The 18 grandchildren learned of the defective gene after one of them, David Allen, died of stomach cancer in 2003. His doctor had sent a blood sample to Dr Huntsman’s lab, which confirmed the genetic mutation.
Soon after, the remaining 17 got tested. Eleven who had the bad gene had surgery.
Mr Slabaugh, haunted by his mother’s death since his teen years, did not hesitate to have the operation. He and five other cousins had it done at Stanford. The other family members had surgery closer to home.
“I wake up every morning and think, ‘This is a free day. I get a bonus today’,” said the 52-year-old marketing executive.
During surgery, doctors removed the entire stomach and surrounding lymph nodes and attached the bottom of the oesophagus to the intestine to create a pouch. Without a stomach, patients typically lose significant weight and must eat smaller meals more often. They can still digest food through the small intestine.

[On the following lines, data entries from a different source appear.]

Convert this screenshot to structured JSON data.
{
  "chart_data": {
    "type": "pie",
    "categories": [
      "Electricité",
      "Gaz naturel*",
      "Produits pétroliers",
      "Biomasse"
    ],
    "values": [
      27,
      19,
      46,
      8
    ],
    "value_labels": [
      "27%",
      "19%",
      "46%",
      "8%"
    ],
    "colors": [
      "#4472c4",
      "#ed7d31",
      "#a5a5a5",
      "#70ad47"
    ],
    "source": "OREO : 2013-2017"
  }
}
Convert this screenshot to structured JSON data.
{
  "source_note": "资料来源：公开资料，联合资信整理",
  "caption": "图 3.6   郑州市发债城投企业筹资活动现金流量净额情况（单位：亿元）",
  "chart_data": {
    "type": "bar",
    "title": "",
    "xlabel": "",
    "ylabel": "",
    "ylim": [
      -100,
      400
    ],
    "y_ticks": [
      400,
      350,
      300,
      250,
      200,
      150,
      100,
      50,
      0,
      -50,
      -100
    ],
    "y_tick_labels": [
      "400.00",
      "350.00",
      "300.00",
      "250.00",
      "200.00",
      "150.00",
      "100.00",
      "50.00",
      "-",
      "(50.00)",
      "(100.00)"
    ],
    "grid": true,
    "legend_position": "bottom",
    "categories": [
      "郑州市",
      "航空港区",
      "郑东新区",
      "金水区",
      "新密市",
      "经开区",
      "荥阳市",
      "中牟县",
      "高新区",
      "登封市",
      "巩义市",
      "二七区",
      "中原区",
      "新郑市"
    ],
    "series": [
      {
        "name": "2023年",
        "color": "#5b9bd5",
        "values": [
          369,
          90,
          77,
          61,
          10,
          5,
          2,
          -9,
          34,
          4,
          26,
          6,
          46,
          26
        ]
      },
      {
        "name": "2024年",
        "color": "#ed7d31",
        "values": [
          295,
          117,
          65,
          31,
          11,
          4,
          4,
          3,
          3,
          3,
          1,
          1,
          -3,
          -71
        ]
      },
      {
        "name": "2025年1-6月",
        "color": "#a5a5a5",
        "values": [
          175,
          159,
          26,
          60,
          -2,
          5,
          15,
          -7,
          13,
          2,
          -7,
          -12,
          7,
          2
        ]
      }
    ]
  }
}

It took about a year for Linda Bradfield, a 55-year-old from Irvine, California, to adjust to her missing stomach.
Initially, she could only eat 800 calories a day and was on a strict bland diet. She gradually added vegetables such as cabbage and lettuce, but still avoids white bread, which she finds tough to digest.
“Life is pretty good without a stomach,” she said.
Before Diane Sindt and her two older sisters had their stomachs taken out, they ate their “last supper” during Thanksgiving. True to their sisterly bond, they scheduled their operations at Stanford on consecutive days in December 2004.
The upside is that Sindt dropped from a size 14 to a size 4 since the surgery. But she has trouble keeping down certain foods like ice cream and tends to shed weight easily if she over-exercises.
To overcome it, Sindt sticks with meat and has replaced running with “power walking”.
“It’s definitely a new normal for us,” said the 51-year-old estate agent from the Sacramento area.
Unlike his other cousins, Bill Bradfield of New Mexico wrestled over what to do. He wondered how his life would change without a stomach. Would he still have enough energy for his demanding job as a mechanic for a natural gas company?
But after watching his other cousins slowly regain parts of their former lives, Mr Bradfield went ahead with the operation at the University of Texas MD Anderson Cancer Centre in March, becoming the last in the family to give up his stomach.
“We’re all going to die of something,” he said, “but I know I won’t die of stomach cancer.”